9m8s Warning FailedScheduling pod/te-acme-messaging-drive-fbd7bd9-6f69c9ffcf-s5wr2 0/1 nodes are available: 1 Insufficient cpu. preemption: 0/1 nodes are available: 1 No preemption victims found for incoming pod.The error above indicates not enough CPU available in the cluster to schedule the TE pod. This could mean that the performed change has bumped the CPU requests which was fine for the first two databases but eventually the cluster capacity was exhausted.

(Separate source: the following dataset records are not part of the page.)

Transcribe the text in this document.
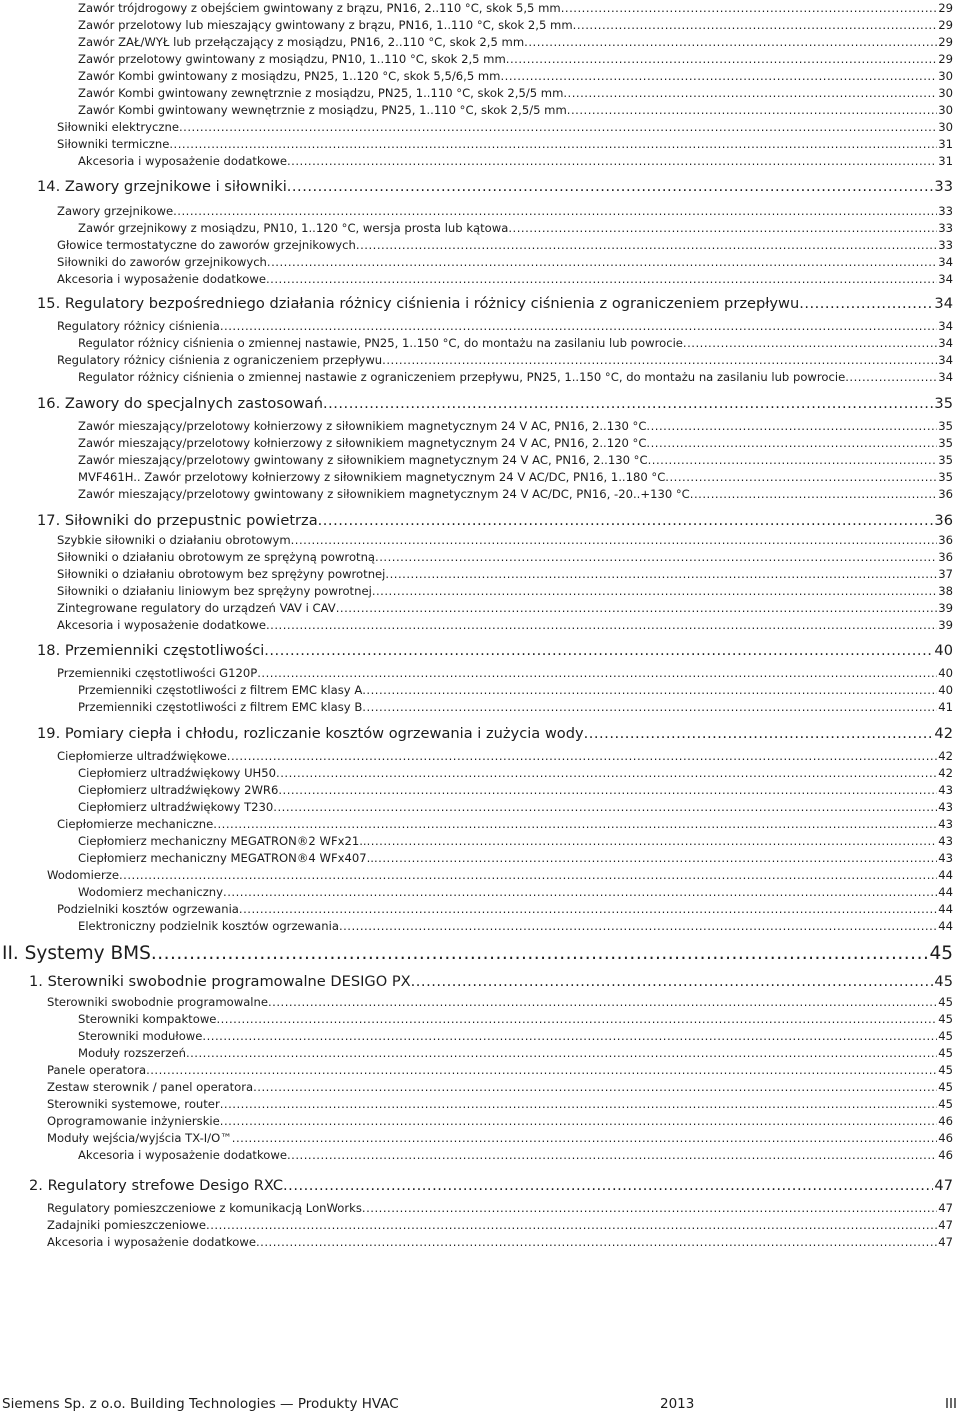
Zawór trójdrogowy z obejściem gwintowany z brązu, PN16, 2..110 °C, skok 5,5 mm .....	29
Zawór przelotowy lub mieszający gwintowany z brązu, PN16, 1..110 °C, skok 2,5 mm .....	29
Zawór ZAŁ/WYŁ lub przełączający z mosiądzu, PN16, 2..110 °C, skok 2,5 mm .....	29
Zawór przelotowy gwintowany z mosiądzu, PN10, 1..110 °C, skok 2,5 mm .....	29
Zawór Kombi gwintowany z mosiądzu, PN25, 1..120 °C, skok 5,5/6,5 mm .....	30
Zawór Kombi gwintowany zewnętrznie z mosiądzu, PN25, 1..110 °C, skok 2,5/5 mm .....	30
Zawór Kombi gwintowany wewnętrznie z mosiądzu, PN25, 1..110 °C, skok 2,5/5 mm .....	30
Siłowniki elektryczne .....	30
Siłowniki termiczne .....	31
Akcesoria i wyposażenie dodatkowe .....	31
14. Zawory grzejnikowe i siłowniki .....	33
Zawory grzejnikowe .....	33
Zawór grzejnikowy z mosiądzu, PN10, 1..120 °C, wersja prosta lub kątowa .....	33
Głowice termostatyczne do zaworów grzejnikowych .....	33
Siłowniki do zaworów grzejnikowych .....	34
Akcesoria i wyposażenie dodatkowe .....	34
15. Regulatory bezpośredniego działania różnicy ciśnienia i różnicy ciśnienia z ograniczeniem przepływu .....	34
Regulatory różnicy ciśnienia .....	34
Regulator różnicy ciśnienia o zmiennej nastawie, PN25, 1..150 °C, do montażu na zasilaniu lub powrocie .....	34
Regulatory różnicy ciśnienia z ograniczeniem przepływu .....	34
Regulator różnicy ciśnienia o zmiennej nastawie z ograniczeniem przepływu, PN25, 1..150 °C, do montażu na zasilaniu lub powrocie .....	34
16. Zawory do specjalnych zastosowań .....	35
Zawór mieszający/przelotowy kołnierzowy z siłownikiem magnetycznym 24 V AC, PN16, 2..130 °C .....	35
Zawór mieszający/przelotowy kołnierzowy z siłownikiem magnetycznym 24 V AC, PN16, 2..120 °C .....	35
Zawór mieszający/przelotowy gwintowany z siłownikiem magnetycznym 24 V AC, PN16, 2..130 °C .....	35
MVF461H.. Zawór przelotowy kołnierzowy z siłownikiem magnetycznym 24 V AC/DC, PN16, 1..180 °C .....	35
Zawór mieszający/przelotowy gwintowany z siłownikiem magnetycznym 24 V AC/DC, PN16, -20..+130 °C .....	36
17. Siłowniki do przepustnic powietrza .....	36
Szybkie siłowniki o działaniu obrotowym .....	36
Siłowniki o działaniu obrotowym ze sprężyną powrotną .....	36
Siłowniki o działaniu obrotowym bez sprężyny powrotnej .....	37
Siłowniki o działaniu liniowym bez sprężyny powrotnej .....	38
Zintegrowane regulatory do urządzeń VAV i CAV .....	39
Akcesoria i wyposażenie dodatkowe .....	39
18. Przemienniki częstotliwości .....	40
Przemienniki częstotliwości G120P .....	40
Przemienniki częstotliwości z filtrem EMC klasy A .....	40
Przemienniki częstotliwości z filtrem EMC klasy B .....	41
19. Pomiary ciepła i chłodu, rozliczanie kosztów ogrzewania i zużycia wody .....	42
Ciepłomierze ultradźwiękowe .....	42
Ciepłomierz ultradźwiękowy UH50 .....	42
Ciepłomierz ultradźwiękowy 2WR6 .....	43
Ciepłomierz ultradźwiękowy T230 .....	43
Ciepłomierze mechaniczne .....	43
Ciepłomierz mechaniczny MEGATRON®2 WFx21.. .....	43
Ciepłomierz mechaniczny MEGATRON®4 WFx407.. .....	43
Wodomierze .....	44
Wodomierz mechaniczny .....	44
Podzielniki kosztów ogrzewania .....	44
Elektroniczny podzielnik kosztów ogrzewania .....	44
II. Systemy BMS .....	45
1. Sterowniki swobodnie programowalne DESIGO PX .....	45
Sterowniki swobodnie programowalne .....	45
Sterowniki kompaktowe .....	45
Sterowniki modułowe .....	45
Moduły rozszerzeń .....	45
Panele operatora .....	45
Zestaw sterownik / panel operatora .....	45
Sterowniki systemowe, router .....	45
Oprogramowanie inżynierskie .....	46
Moduły wejścia/wyjścia TX-I/O™ .....	46
Akcesoria i wyposażenie dodatkowe .....	46
2. Regulatory strefowe Desigo RXC .....	47
Regulatory pomieszczeniowe z komunikacją LonWorks .....	47
Zadajniki pomieszczeniowe .....	47
Akcesoria i wyposażenie dodatkowe .....	47
Siemens Sp. z o.o. Building Technologies — Produkty HVAC	2013	III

Inspect service tier change
To inspect the canary patch, execute:
kubectl get canary n0.nano -o jsonpath='{.spec.patch}'The output shows a change in the service tier revision, which means that a change was performed in the service tier or a Helm feature referenced by the service tier. For more information about shared database configuration, see Service tiers.
{"spec":{"type":{"tierRef":{"revision":"100"}}}}To compare service tier and Helm feature revisions, lets create a small utility function.
diff_revisions() {
kind_name=$1
new_rev=$2
prev_rev=$3
context=${4:-"3"}
diff -U ${context} \
<(kubectl get "$kind_name" \
-o jsonpath="{range @.status.history.revisions[?(@.generation==${prev_rev})]}{@.spec}{end}" | base64 -d | jq) \
<(kubectl get "$kind_name" \
-o jsonpath="{range @.status.history.revisions[?(@.generation==${new_rev})]}{@.spec}{end}" | base64 -d | jq)
}Compare the service tier revision 100 with the previous revision (in this case 99) using the following command:
diff_revisions "tier/n0.nano" 100 99--- /dev/fd/11 2026-01-29 12:15:45
+++ /dev/fd/12 2026-01-29 12:15:45
@@ -62,7 +62,7 @@
},
{
"name": "nano-resources",
- "revision": "6"
+ "revision": "7"
},
{
"name": "nano-disk",
In this case, the revision of nano-resources Helm feature is the only change, so it must have been updated.
Let’s compare its revisions.
diff_revisions "feature/nano-resources" 7 6 10--- /dev/fd/11 2026-01-29 12:16:11
+++ /dev/fd/12 2026-01-29 12:16:11
@@ -27,18 +27,18 @@
}
},
"te": {
"memoryOption": "500Mi",
"resources": {
"limits": {
"cpu": 8,
"memory": "500Mi"
},
"requests": {
- "cpu": "2",
+ "cpu": 4,
"memory": "500Mi"
}
}
}
}
}
}
The CPU requests for the TE engine have been increased, which affects all databases using the n0.nano service tier.
This aligns with the previous analysis for the database TE pod not being scheduled due to resource constraints.